Das Unvollkommene in uns braucht unsere Liebe. Wenn es uns gelingt, das Unvollkommene in uns anzunehmen, so heißt es im Tantrismus, wird es den Charakter des Unvollkommenen verlieren und wir werden unsere Vollkommenheit in jeder Erscheinungsform des Lebens erkennen.
Dabei geht es darum, die Beziehung zu unserem eigenen Körper zu heilen, d.h. sich so im eigenen Körper anzunehmen und zeigen zu können, wie er ist. Das bedeutet, das Formen-wollen des eigenen Körpers nach einem Ideal aufzugeben und den eigenen Körper in seiner ihm eigenen Schönheit jenseits von gesellschaftlichen Normen zu erkennen und zu erfahren.

Es geht darum den eigenen Körper als Tempel Gottes zu sehen.

In dem Seminar "Im Feuer der Sinnlichkeit" vom Integralis Institut Hamburg lernte ich mich dem jeweiligen Moment ganz zu öffnen und meine eigene Sinnlichkeit zu erkennen. Dabei werden Bewegung, Atem und stimmlicher Ausdruck als die 3 Schlüssel des Tantra bezeichnet. D.h. durch tiefes, bewusstes Atmen zu spüren, was jederzeit im Körper vorgeht und die Energien damit bewusst zu lenken. Außerdem geht es darum, die Gefühle bewusst zu erleben und durch Bewegung oder die Sprache laut auszudrücken. Ein besonderes Erlebnis waren dabei die Spiele für die intuitive Begegnung und das gemeinsame Singen von Mantras.

Dabei ist die innere Haltung wesentlich: Kein Beurteilen, kein Einordnen, kein Benennen, kein Zweifeln.
Ein ja zum Leben in einem Klima von tiefem Respekt vor dem anderen Menschen als Teil der Schöpfung.

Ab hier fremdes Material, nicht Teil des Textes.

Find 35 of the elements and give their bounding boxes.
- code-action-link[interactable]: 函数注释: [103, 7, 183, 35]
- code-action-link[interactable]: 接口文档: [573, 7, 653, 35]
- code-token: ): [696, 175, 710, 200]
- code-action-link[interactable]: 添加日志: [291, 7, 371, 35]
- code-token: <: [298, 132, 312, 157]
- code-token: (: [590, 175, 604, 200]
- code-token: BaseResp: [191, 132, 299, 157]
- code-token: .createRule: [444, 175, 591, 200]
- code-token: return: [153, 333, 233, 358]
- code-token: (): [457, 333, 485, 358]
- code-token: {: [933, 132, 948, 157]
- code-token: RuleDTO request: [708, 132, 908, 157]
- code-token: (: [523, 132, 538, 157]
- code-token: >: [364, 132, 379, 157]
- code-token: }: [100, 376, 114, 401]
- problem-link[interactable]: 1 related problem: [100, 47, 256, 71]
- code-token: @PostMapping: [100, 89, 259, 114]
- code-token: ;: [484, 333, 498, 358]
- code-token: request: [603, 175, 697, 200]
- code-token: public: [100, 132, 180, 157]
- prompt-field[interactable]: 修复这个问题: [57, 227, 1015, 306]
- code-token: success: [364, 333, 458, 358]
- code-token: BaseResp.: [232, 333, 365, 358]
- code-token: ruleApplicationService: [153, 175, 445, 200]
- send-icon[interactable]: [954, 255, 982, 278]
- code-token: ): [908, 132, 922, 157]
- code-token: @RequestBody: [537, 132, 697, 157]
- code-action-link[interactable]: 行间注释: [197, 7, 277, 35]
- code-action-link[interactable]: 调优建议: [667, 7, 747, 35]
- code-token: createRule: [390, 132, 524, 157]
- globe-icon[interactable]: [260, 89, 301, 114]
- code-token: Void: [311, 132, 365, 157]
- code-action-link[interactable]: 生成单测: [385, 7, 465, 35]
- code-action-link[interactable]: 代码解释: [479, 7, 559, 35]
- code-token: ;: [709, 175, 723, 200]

Eine besonders schöne Geschichte ist mir dabei im Gedächtnis geblieben, die ich hier versuchen möchte wiederzugeben, da sie sehr schön symbolisiert, wie man im Leben immer wieder die selben Erfahrungen macht, bis man lernt, eine andere Wahl zu treffen, um dann neue Erfahrungen zu machen:
"Ein Suchender kam an eine Kreuzung und überlegte welchen Weg er gehen sollte, er wählte den linken Weg.
Nach einer geraumen Weile fiel er in ein tiefes Loch.
Er rief laut, verwünschte die Welt und bemitleidete sich. Als das alles nichts half, begann er zu überlegen, wie er wohl wieder herauskommen könnte. Unter vielen Kraftanstrengungen gelang es ihm schließlich aus dem Loch rauszukommen und seinen Weg fortzusetzen.
Nach einer geraumen Weile kam er wieder an die Kreuzung und ging wieder nach links.
Er begann sich zu erinnern, dass dort irgendwo ein Loch war, und schon war er wieder hineingefallen.
Er ärgerte sich über sich selbst, aber er sagte sich, oh ich weiß ja, wie ich hier wieder rauskomme, und begann wieder herauszuklettern.
Einige Wochen später kam er wieder an die Kreuzung und ging wieder nach links, da er Tantriker war, suchte er sein Loch und sprang voller Freude hinein, und kletterte geschwind wieder heraus.
Als er einige Zeit später wieder an die Kreuzung kam, ging er nach rechts."